Finnish President Sauli Niinisto and Prime Minister Sanna Marin have announced that Finland must apply to join the NATO military alliance “without delay”.
Finland, which shares a 1,300km (810 mile) border and a difficult past with Russia, has gradually stepped up its cooperation with NATO as a partner since Russia annexed Ukraine’s Crimean peninsula in 2014.
But until Russia’s full-scale invasion of Ukraine in February, the Nordic country had refrained from joining in order to maintain friendly relations with its eastern neighbour.
“Finland must apply for NATO membership without delay,” Niinisto and Marin said in a joint statement.
“We hope that the national steps still needed to make this decision will be taken rapidly within the next few days.”
NATO Secretary General Jens Stoltenberg said any accession process would be “smooth and swift” and that Finland “would be warmly welcomed”.
Russia warned on Thursday it would have to take “military-technical” steps in response to Finland joining NATO.
“The expansion of NATO and the approach of the alliance to our borders does not make the world and our continent more stable and secure,” Kremlin spokesman Dmitry Peskov told reporters.

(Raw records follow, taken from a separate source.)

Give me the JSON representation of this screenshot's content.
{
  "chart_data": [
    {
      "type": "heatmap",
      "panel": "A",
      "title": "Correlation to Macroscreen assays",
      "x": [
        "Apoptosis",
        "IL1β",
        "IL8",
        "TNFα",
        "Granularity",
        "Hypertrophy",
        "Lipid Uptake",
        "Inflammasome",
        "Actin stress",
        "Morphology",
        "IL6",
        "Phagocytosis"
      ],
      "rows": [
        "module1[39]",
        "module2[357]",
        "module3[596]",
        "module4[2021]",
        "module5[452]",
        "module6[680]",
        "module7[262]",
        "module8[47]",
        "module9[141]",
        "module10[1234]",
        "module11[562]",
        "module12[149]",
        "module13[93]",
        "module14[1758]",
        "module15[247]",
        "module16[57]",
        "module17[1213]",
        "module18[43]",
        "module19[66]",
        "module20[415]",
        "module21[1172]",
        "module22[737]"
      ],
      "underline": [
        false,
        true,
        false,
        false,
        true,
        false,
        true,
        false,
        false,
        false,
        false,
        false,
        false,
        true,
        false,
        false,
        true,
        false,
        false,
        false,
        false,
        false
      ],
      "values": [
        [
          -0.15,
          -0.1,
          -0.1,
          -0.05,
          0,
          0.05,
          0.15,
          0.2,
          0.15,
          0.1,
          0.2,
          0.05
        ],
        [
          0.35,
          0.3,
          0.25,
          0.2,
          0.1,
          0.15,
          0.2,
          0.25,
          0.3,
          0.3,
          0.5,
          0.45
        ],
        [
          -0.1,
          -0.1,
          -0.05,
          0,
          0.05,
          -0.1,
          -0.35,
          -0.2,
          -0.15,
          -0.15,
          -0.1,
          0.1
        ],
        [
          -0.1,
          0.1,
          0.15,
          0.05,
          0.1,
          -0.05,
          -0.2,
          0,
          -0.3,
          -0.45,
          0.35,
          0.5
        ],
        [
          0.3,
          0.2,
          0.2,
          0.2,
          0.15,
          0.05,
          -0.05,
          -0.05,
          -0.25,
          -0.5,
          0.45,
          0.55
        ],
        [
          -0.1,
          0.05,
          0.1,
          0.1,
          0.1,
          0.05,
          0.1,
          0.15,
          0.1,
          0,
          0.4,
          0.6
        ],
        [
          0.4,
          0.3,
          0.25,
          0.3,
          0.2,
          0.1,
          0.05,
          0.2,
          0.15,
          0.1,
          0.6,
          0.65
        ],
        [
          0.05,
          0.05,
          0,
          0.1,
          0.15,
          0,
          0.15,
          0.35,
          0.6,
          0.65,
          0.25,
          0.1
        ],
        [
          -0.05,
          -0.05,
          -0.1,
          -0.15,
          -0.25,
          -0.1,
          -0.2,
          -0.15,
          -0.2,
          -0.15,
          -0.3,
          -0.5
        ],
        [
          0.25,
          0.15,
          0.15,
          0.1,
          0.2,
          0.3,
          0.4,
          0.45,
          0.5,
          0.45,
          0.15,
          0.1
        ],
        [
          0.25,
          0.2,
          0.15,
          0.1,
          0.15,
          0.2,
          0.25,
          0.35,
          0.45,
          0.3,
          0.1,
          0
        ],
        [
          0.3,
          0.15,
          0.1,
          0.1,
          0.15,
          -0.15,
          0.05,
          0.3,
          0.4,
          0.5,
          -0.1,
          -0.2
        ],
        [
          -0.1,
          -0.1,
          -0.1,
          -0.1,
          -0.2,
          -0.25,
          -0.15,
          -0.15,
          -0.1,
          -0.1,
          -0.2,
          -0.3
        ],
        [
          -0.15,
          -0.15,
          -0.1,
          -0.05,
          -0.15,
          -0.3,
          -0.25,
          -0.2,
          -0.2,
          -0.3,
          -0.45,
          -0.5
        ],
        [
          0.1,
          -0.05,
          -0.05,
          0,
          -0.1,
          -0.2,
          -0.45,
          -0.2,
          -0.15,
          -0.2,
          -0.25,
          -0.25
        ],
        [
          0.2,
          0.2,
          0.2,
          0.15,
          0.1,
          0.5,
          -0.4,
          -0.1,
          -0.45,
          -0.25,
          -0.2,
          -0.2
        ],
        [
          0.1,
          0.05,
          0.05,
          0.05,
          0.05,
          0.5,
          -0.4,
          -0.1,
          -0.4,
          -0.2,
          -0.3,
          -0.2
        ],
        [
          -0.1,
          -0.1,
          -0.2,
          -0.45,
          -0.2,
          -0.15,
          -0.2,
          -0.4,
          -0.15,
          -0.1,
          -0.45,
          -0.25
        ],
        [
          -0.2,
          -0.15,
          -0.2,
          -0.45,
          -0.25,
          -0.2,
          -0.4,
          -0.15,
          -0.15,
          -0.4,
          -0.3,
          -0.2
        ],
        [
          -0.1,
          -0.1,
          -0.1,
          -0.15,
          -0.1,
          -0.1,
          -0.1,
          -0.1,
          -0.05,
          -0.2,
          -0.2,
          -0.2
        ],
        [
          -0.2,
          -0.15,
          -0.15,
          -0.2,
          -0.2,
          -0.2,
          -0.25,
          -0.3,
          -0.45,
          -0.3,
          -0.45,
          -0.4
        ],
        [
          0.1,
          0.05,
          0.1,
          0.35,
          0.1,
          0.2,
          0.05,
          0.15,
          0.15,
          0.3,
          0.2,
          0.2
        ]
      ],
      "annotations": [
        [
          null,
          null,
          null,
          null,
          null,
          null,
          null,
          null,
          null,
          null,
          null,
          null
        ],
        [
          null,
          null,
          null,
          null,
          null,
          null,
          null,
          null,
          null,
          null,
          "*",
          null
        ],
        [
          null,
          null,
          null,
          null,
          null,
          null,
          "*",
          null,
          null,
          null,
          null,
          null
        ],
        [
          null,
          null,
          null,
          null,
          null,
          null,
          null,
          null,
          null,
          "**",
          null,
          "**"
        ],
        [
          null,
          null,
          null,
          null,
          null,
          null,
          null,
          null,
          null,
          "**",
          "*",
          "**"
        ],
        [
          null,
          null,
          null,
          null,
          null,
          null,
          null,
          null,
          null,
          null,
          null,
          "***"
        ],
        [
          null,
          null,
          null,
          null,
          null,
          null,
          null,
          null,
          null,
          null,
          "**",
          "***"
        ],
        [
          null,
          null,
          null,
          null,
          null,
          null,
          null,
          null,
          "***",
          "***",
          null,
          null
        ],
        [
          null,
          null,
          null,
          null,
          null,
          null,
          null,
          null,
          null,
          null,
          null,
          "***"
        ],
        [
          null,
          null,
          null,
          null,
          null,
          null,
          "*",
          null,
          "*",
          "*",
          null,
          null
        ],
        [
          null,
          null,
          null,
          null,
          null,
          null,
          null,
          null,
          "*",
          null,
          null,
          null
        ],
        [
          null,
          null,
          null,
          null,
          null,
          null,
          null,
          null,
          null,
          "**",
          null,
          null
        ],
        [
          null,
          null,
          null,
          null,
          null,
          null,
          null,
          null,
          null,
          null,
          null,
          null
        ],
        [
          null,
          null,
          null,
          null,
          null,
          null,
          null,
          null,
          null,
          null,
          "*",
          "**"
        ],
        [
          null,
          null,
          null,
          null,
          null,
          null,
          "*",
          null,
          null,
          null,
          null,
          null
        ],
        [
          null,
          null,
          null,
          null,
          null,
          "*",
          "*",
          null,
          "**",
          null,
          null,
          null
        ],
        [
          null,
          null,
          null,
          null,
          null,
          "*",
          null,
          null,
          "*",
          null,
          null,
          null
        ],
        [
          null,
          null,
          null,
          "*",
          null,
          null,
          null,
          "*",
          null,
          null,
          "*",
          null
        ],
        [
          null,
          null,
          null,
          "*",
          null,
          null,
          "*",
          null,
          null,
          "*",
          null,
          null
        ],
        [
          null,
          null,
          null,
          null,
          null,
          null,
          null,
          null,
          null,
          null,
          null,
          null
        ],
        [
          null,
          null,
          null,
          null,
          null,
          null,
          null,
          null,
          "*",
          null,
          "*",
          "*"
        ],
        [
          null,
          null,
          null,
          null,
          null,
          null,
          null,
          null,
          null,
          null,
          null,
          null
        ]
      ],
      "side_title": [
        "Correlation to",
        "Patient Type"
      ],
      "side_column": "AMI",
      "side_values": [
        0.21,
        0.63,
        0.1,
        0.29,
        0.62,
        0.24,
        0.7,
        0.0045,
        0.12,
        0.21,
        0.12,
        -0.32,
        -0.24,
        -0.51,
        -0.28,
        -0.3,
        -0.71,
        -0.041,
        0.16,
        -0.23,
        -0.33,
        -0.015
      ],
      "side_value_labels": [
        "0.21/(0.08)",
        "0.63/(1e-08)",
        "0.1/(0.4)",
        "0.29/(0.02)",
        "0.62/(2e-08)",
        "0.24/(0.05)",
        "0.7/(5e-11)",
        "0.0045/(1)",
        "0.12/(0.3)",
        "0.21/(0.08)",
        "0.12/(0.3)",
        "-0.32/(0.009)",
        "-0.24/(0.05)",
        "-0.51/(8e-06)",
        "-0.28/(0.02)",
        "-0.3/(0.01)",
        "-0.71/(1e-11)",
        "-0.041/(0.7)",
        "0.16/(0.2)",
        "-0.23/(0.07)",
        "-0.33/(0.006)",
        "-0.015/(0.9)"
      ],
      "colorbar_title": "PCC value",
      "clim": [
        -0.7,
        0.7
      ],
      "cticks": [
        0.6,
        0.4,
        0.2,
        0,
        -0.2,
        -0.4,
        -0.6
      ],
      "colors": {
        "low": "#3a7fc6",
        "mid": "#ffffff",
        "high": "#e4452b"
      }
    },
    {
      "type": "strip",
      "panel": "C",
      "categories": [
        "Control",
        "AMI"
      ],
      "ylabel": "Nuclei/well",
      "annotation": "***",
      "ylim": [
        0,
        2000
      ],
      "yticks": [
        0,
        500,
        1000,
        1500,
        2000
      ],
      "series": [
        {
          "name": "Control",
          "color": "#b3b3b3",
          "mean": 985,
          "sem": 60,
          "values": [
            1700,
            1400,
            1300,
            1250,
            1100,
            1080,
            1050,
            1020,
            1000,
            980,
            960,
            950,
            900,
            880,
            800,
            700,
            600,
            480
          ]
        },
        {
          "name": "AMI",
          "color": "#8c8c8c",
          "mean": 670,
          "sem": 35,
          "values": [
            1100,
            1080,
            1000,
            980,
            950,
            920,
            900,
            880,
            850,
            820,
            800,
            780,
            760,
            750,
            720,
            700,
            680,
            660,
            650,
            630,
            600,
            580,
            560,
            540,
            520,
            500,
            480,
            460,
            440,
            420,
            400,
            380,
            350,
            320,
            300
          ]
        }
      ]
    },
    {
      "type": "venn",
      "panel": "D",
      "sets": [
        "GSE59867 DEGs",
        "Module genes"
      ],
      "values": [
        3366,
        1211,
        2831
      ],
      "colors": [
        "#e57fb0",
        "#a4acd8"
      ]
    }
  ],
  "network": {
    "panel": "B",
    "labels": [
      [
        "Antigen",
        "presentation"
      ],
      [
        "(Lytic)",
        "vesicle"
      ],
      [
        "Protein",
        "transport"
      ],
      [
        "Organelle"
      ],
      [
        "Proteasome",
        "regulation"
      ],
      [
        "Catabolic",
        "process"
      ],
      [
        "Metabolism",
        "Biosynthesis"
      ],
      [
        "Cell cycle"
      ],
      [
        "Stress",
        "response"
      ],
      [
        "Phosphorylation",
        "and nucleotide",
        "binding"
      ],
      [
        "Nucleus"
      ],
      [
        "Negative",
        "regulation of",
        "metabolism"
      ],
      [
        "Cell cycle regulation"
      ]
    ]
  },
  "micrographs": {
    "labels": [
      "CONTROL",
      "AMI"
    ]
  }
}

When asked whether Finland’s membership would be a threat, Peskov answered: “definitely”.
“Everything will depend on how this process takes place, how far the military infrastructure will move towards our borders,” he said.
Russia’s foreign ministry said Moscow would be “forced to take reciprocal steps, military-technical and other, to address the resulting threats to its national security”.
It accused NATO of seeking to create “another flank for the military threat to our country”.
“Helsinki should be aware of its responsibility and the consequences of such a move,” the foreign ministry said.
The view among Finns on NATO has changed rapidly after Russia initiated what it calls a “special operation” in Ukraine.
Finnish public support for joining NATO has risen to record numbers over recent months.
The latest poll by public broadcaster YLE showed 76 percent of Finns in favour and just 12 percent against it, while support for membership used to linger at only about 25 percent for years prior to the all-out war in Ukraine.
While military non-alignment has long satisfied many Finns as a way of staying out of conflicts, Russia’s invasion of sovereign Ukraine has led an increasing number of Finns to view friendly relations with Russia as an empty phrase.
Ukraine’s fate has been particularly disturbing for Finland to watch as it fought two wars with Russia between 1939 and 1944, repelling an attempted invasion but losing approximately 10 percent of its territory in the subsequent peace agreement.
Finland’s rapid shift towards NATO is likely to pull along neighbouring Sweden, which is due to announce its decision on the membership application on May 15.